Limited Commodity and Volumetric Risks: PSNC operates with a purchased gas adjustment (PGA) clause and a customer utilization tracker (CUT) that together limit commodity price risk and volumetric risk exposure. The PGA provides full recovery of all prudently incurred gas costs from customers, while the CUT allows periodic rate adjustments if average consumption deviates from expected levels. The CUT applies to residential and commercial customers and is not limited to weather-related volumetric changes.
KEY ASSUMPTIONS
Fitch's expectations are based on the agency's internally produced, conservative rating case forecasts. They do not represent the forecasts of rated issuers individually or in aggregate.
Fitch's key assumptions within our rating case for SCE&G include:
--Approval by PSC of fixed-price option for V. C. Summer;
--No base rate case filings but incremental revenues from the BLRA and no material change in the ROE;
--Annual O&M growth rate of 2%;
--Capex of about $1.3 billion in 2016, $1.7 billion in 2017, then $1.3 billion in 2018, inclusive of new nuclear and nuclear fuel investments;
--Incremental debt issuance of $1 billion in 2016, $700 million in 2017 and $340 million in 2018;
--Equity infusions as needed to maintain about 50/50 debt/equity capital structure.
Fitch's key assumptions within our rating case for PSNC include:
--10.2% approved ROE and approval of PIM rider effective Nov. 1, 2016;
--Annual O&M growth rate of 2%;
--Capex of about $200 million in 2016, $280 million in 2017, $210 million in 2018;
--Incremental debt issuance of $100 million in 2016, $150 million in 2017 and $100 million in 2018;
--Equity infusions as needed to maintain about 40/60 debt/equity capital structure.
Fitch's key assumptions within our rating case for SCG include:
--The above assumptions for SCE&G and PSNC;
--No incremental parent-level debt issuance over the rating horizon;
--Equity issuance as needed to maintain close to 45% equity/capital ratio.
RATING SENSITIVITIES FOR SCG AND SCE&G
Positive: Future developments that may, individually or collectively, lead to a positive rating action include:
An upgrade is not likely during the current nuclear construction cycle given the associated risks of material costs and schedule overruns.
Negative: Future developments that may, individually or collectively, lead to a negative rating action include:
--Lack of regulatory support for the revised construction schedule, including timely recovery of additional costs;
--Material deterioration of Toshiba's credit profile;
--Management's inability or reluctance to issue the expected level of equity and/or an increase in debt financing due to further price escalation;
--FFO adjusted leverage and/or debt/EBITDAR exceed 6.5x and 5.5x, respectively, for a sustained period.
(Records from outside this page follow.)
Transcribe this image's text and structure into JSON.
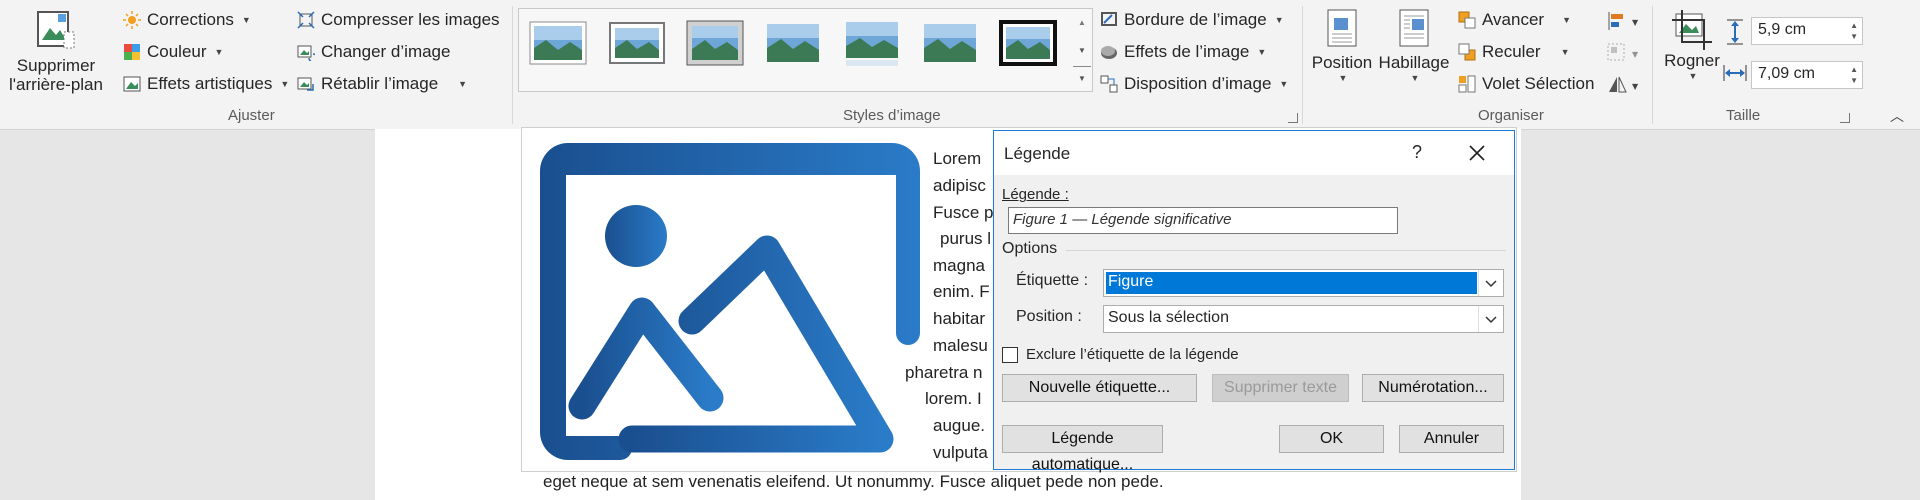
{
  "ribbon": {
    "ajuster": {
      "remove_bg": [
        "Supprimer",
        "l'arrière-plan"
      ],
      "corrections": "Corrections",
      "couleur": "Couleur",
      "effets_artistiques": "Effets artistiques",
      "compresser": "Compresser les images",
      "changer": "Changer d’image",
      "retablir": "Rétablir l’image",
      "group_label": "Ajuster"
    },
    "styles": {
      "group_label": "Styles d’image",
      "bordure": "Bordure de l’image",
      "effets": "Effets de l’image",
      "disposition": "Disposition d’image"
    },
    "organiser": {
      "position": "Position",
      "habillage": "Habillage",
      "avancer": "Avancer",
      "reculer": "Reculer",
      "volet": "Volet Sélection",
      "group_label": "Organiser"
    },
    "taille": {
      "rogner": "Rogner",
      "hauteur": "5,9 cm",
      "largeur": "7,09 cm",
      "group_label": "Taille"
    }
  },
  "document": {
    "lines_right": [
      "Lorem",
      "adipisc",
      "Fusce p",
      "purus l",
      "magna",
      "enim. F",
      "habitar",
      "malesu",
      "pharetra n",
      "lorem. I",
      "augue.",
      "vulputa"
    ],
    "bottom_line": "eget neque at sem venenatis eleifend. Ut nonummy. Fusce aliquet pede non pede."
  },
  "dialog": {
    "title": "Légende",
    "help": "?",
    "legend_label": "Légende :",
    "legend_value": "Figure 1 — Légende significative",
    "options_label": "Options",
    "etiquette_label": "Étiquette :",
    "etiquette_value": "Figure",
    "position_label": "Position :",
    "position_value": "Sous la sélection",
    "exclude_label": "Exclure l’étiquette de la légende",
    "exclude_checked": false,
    "new_label_btn": "Nouvelle étiquette...",
    "delete_label_btn": "Supprimer texte",
    "numbering_btn": "Numérotation...",
    "auto_btn": "Légende automatique...",
    "ok_btn": "OK",
    "cancel_btn": "Annuler"
  },
  "colors": {
    "accent": "#1e7ad8",
    "image_blue": "#1d5fa6",
    "selection": "#0078d7"
  }
}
RATING SENSITIVITIES FOR PSNC
Positive: Future developments that may, individually or collectively, lead to a positive rating action include:
An upgrade is not likely given the company's relatively small size and the financial pressure at parent SCG.
Negative: Future developments that may, individually or collectively, lead to a negative rating action include:
--A downgrade of parent SCG below the current 'BBB-' represents the greatest likelihood of a PSNC downgrade.
--Adjusted debt/EBITDAR exceeds 4.5x on a sustained basis.
LIQUIDITY
SCG has adequate financial flexibility, in Fitch's opinion, with ample availability under existing credit facilities, stable FFO generation and ready access to the capital markets. SCG and each of its operating subsidiaries maintain separate five-year syndicated revolving credit agreements totalling $1.8 billion (maturing December 2020). SCE&G also has access to a $200 million three-year credit agreement that extends to December 2018. The credit agreements require each entity to maintain a debt ratio of no more than 70%. Each of the companies was well within this threshold at March 31, 2016.